2. Background of the Invention
Small aircraft which have normally aspirated engines are usually equipped with an updraft carburetor which, among other things, is provided with a mixture control valve. The mixture control valve is in the form of a rotary gate valve located within the fuel reservoir bowl of the carburetor and has a shaft extending externally of the carburetor body. A lever is attached to the extending end of the valve shaft and is movable through an arc of somewhat less than 90.degree. from the full lean to full rich positions. One end of a control cable is attached to the valve lever with the opposite end having a suitable knob thereon, with the knob being suitably mounted in the cockpit area of the aircraft.
The valve shaft and attached lever are oriented on the carburetor body in a way which would cause the gate valve to rotate to a full lean mixture setting, due to gravitational forces and engine vibrations, were it not for the control cable. Thus, in the event of control cable failure, the carburetor will automatically and ultimately move to a full lean fuel-air mixture setting.

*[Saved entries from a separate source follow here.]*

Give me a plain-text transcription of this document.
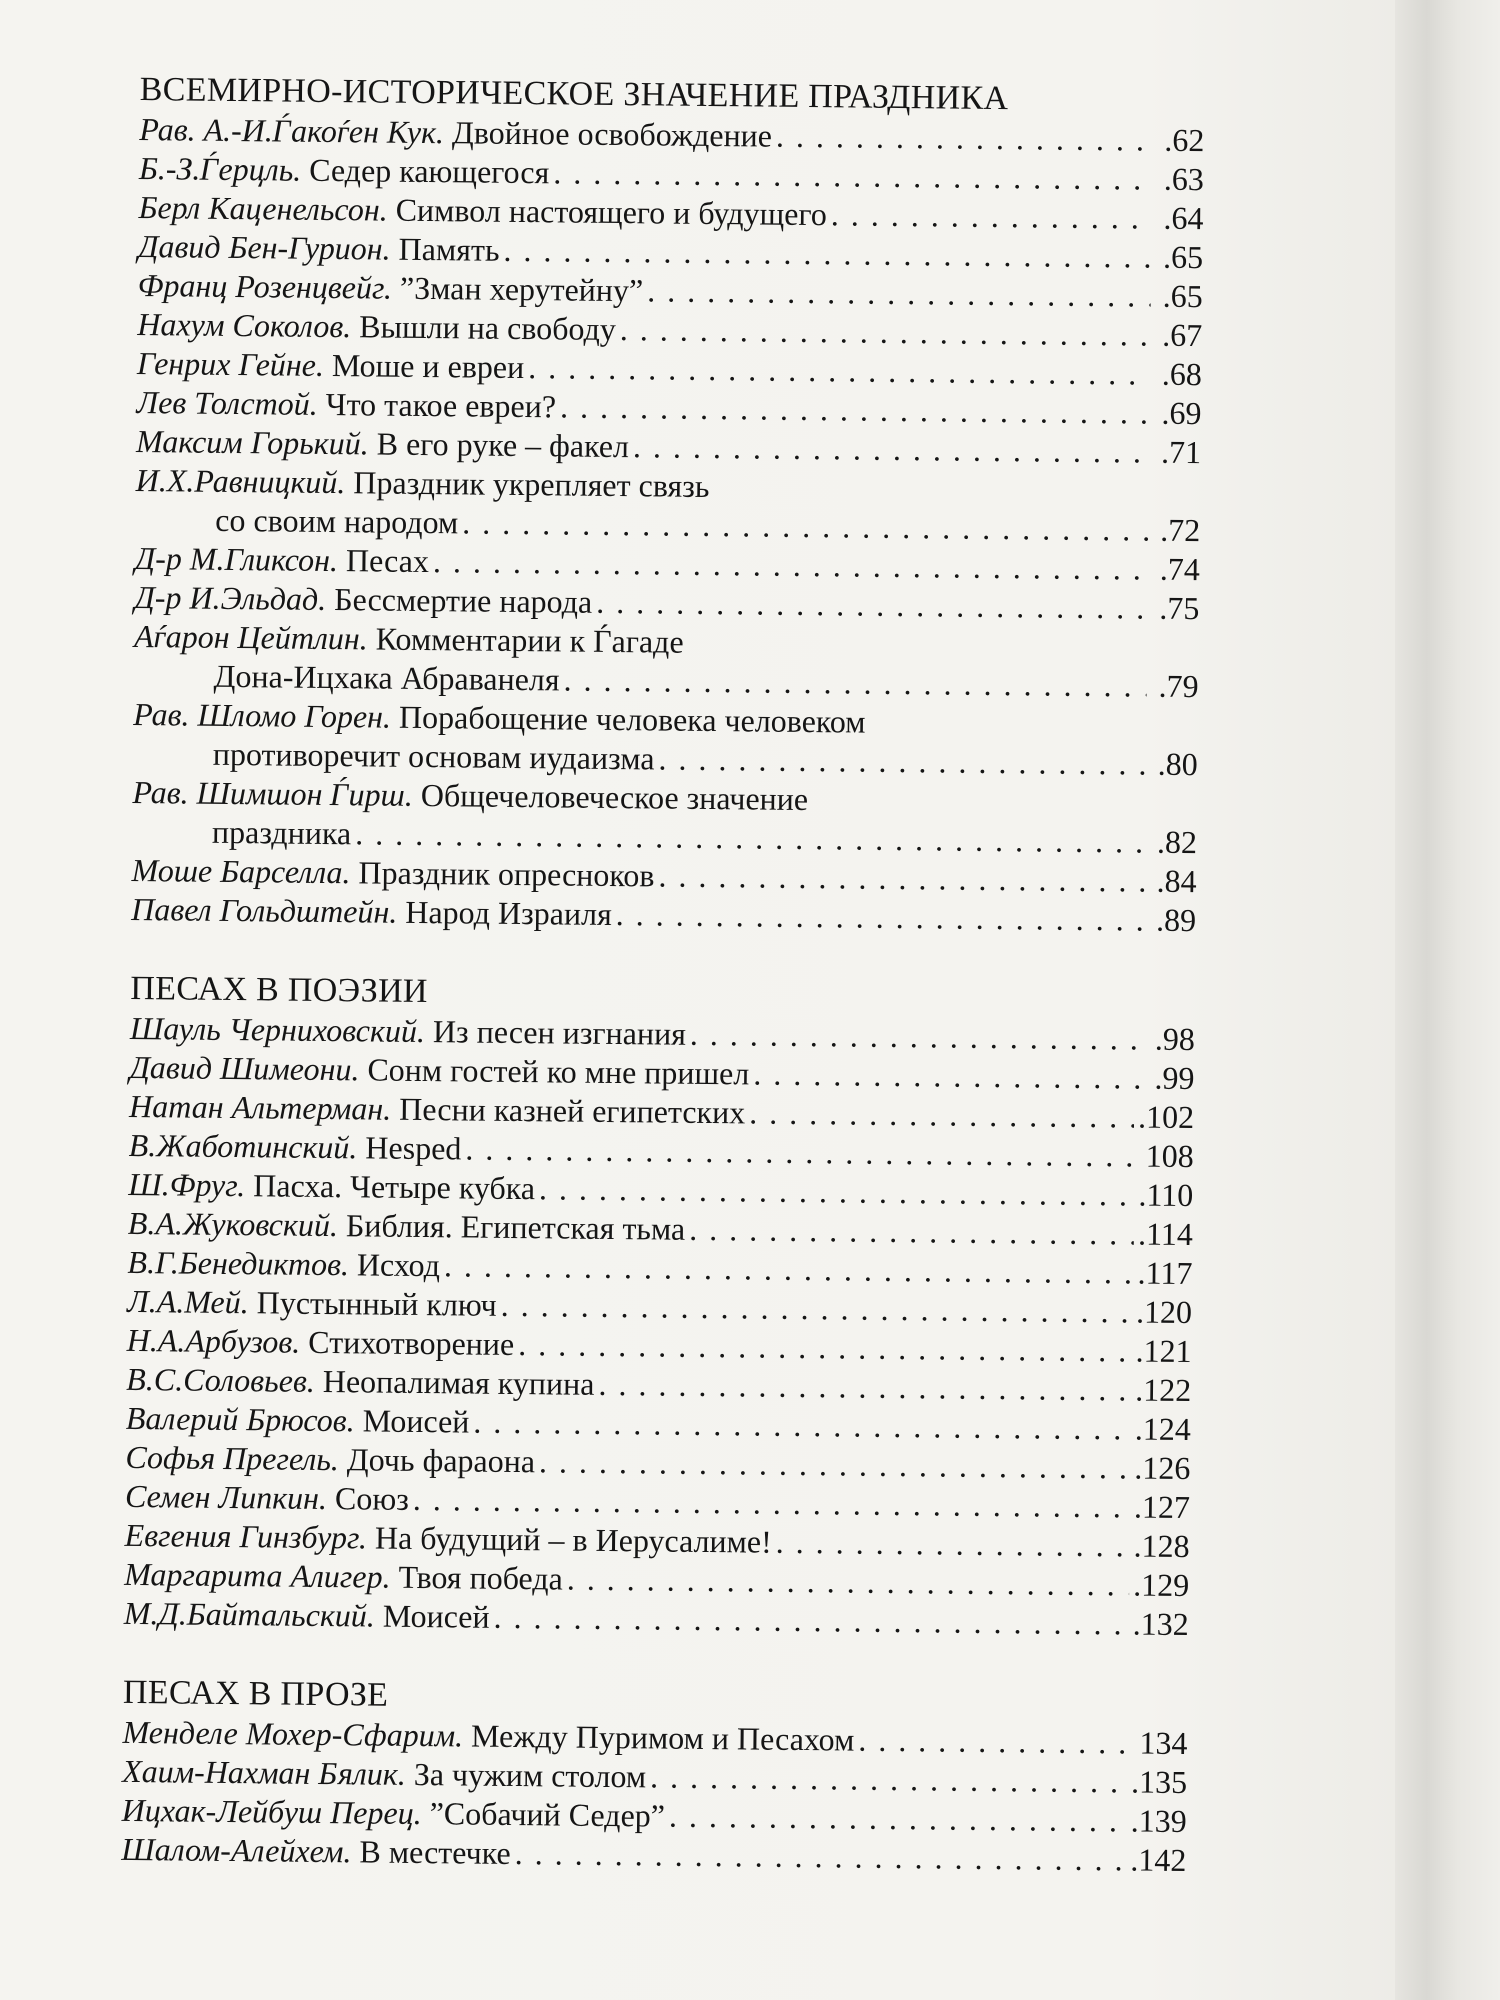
ВСЕМИРНО-ИСТОРИЧЕСКОЕ ЗНАЧЕНИЕ ПРАЗДНИКА
Рав. А.-И.Ѓакоѓен Кук. Двойное освобождение . . .	.62
Б.-З.Ѓерцль. Седер кающегося . . .	.63
Берл Каценельсон. Символ настоящего и будущего . . .	.64
Давид Бен-Гурион. Память . . .	.65
Франц Розенцвейг. ”Зман херутейну” . . .	.65
Нахум Соколов. Вышли на свободу . . .	.67
Генрих Гейне. Моше и евреи . . .	.68
Лев Толстой. Что такое евреи? . . .	.69
Максим Горький. В его руке – факел . . .	.71
И.Х.Равницкий. Праздник укрепляет связь
со своим народом . . .	.72
Д-р М.Гликсон. Песах . . .	.74
Д-р И.Эльдад. Бессмертие народа . . .	.75
Аѓарон Цейтлин. Комментарии к Ѓагаде
Дона-Ицхака Абраванеля . . .	.79
Рав. Шломо Горен. Порабощение человека человеком
противоречит основам иудаизма . . .	.80
Рав. Шимшон Ѓирш. Общечеловеческое значение
праздника . . .	.82
Моше Барселла. Праздник опресноков . . .	.84
Павел Гольдштейн. Народ Израиля . . .	.89
ПЕСАХ В ПОЭЗИИ
Шауль Черниховский. Из песен изгнания . . .	.98
Давид Шимеони. Сонм гостей ко мне пришел . . .	.99
Натан Альтерман. Песни казней египетских . . .	.102
В.Жаботинский. Hesped . . .	108
Ш.Фруг. Пасха. Четыре кубка . . .	.110
В.А.Жуковский. Библия. Египетская тьма . . .	.114
В.Г.Бенедиктов. Исход . . .	.117
Л.А.Мей. Пустынный ключ . . .	.120
Н.А.Арбузов. Стихотворение . . .	.121
В.С.Соловьев. Неопалимая купина . . .	.122
Валерий Брюсов. Моисей . . .	.124
Софья Прегель. Дочь фараона . . .	.126
Семен Липкин. Союз . . .	.127
Евгения Гинзбург. На будущий – в Иерусалиме! . . .	.128
Маргарита Алигер. Твоя победа . . .	.129
М.Д.Байтальский. Моисей . . .	.132
ПЕСАХ В ПРОЗЕ
Менделе Мохер-Сфарим. Между Пуримом и Песахом . . .	134
Хаим-Нахман Бялик. За чужим столом . . .	.135
Ицхак-Лейбуш Перец. ”Собачий Седер” . . .	.139
Шалом-Алейхем. В местечке . . .	.142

As is well known, flying, landing and general aircraft operation at low density altitudes requires a relatively lean fuel-air mixture ratio. Low density altitudes, which are determined by altitude, temperature and barometric pressure, normally occur at altitudes of approximately 5,000 ft., or more, indicated mean sea level. Even so, control cable failure, as described above, will present a safety hazard in low density altitude flying as well as in high density altitude flying (usually below 5,000 ft. M.S.L.) in that when the mixture control valve is in the full lean mixture setting, the aircraft engine will be starved for fuel and engine failure will result.

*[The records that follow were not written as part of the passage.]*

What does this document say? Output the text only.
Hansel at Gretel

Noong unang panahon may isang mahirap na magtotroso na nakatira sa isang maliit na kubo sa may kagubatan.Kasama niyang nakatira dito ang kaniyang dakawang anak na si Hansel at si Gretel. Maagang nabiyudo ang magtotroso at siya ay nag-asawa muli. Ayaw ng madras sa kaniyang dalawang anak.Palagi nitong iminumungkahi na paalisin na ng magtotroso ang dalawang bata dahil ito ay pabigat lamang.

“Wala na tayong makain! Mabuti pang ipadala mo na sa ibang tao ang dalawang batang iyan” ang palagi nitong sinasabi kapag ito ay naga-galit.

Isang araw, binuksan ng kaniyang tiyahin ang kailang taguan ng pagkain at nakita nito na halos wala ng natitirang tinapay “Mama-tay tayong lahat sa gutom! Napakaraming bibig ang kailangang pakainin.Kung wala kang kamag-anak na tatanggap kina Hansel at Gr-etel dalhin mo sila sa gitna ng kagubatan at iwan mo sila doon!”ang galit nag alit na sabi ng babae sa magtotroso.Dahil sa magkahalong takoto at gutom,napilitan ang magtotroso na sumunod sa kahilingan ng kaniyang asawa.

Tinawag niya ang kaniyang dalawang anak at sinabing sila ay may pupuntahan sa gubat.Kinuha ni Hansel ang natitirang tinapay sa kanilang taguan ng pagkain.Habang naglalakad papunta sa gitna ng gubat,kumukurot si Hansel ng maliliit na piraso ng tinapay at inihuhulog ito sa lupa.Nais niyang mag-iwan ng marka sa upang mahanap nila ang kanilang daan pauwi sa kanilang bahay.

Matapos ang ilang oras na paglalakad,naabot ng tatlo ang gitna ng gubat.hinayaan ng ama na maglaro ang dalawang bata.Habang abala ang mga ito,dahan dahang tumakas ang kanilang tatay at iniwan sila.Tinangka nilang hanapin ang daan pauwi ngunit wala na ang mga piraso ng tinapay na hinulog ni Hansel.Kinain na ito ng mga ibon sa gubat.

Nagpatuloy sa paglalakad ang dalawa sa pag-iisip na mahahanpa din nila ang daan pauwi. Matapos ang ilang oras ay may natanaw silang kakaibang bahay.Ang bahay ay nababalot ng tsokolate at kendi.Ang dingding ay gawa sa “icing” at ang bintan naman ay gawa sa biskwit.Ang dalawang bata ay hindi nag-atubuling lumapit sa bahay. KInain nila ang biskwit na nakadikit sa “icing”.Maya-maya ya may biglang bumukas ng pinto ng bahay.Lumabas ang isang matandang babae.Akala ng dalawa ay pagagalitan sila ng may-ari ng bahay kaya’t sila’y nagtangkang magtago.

It will now be seen that the above described prior art mixture control system presents a safety hazard in all flying situations.
If the prior art mixture control mechanism were configured in a way so that cable failure caused the gate valve to move to a full rich fuel-air mixture ratio setting, the problem would not be as critical in that some loss in power and performance would be experienced at high altitudes but a high altitude landing could be made, and no power and performance loss would be experienced in low altitude flying.
To the best of my knowledge, no method or device has been devised or suggested which would cause the mixture control valve of an updraft carburetor on a normally aspirated aircraft engine to move toward the full rich fuel-air mixture position in the event of control cable failure.
Therefore, a need exists for a fail-safe carburetor mixture control mechanism which eliminates, or at least substantially reduces, the safety hazard of the prior art.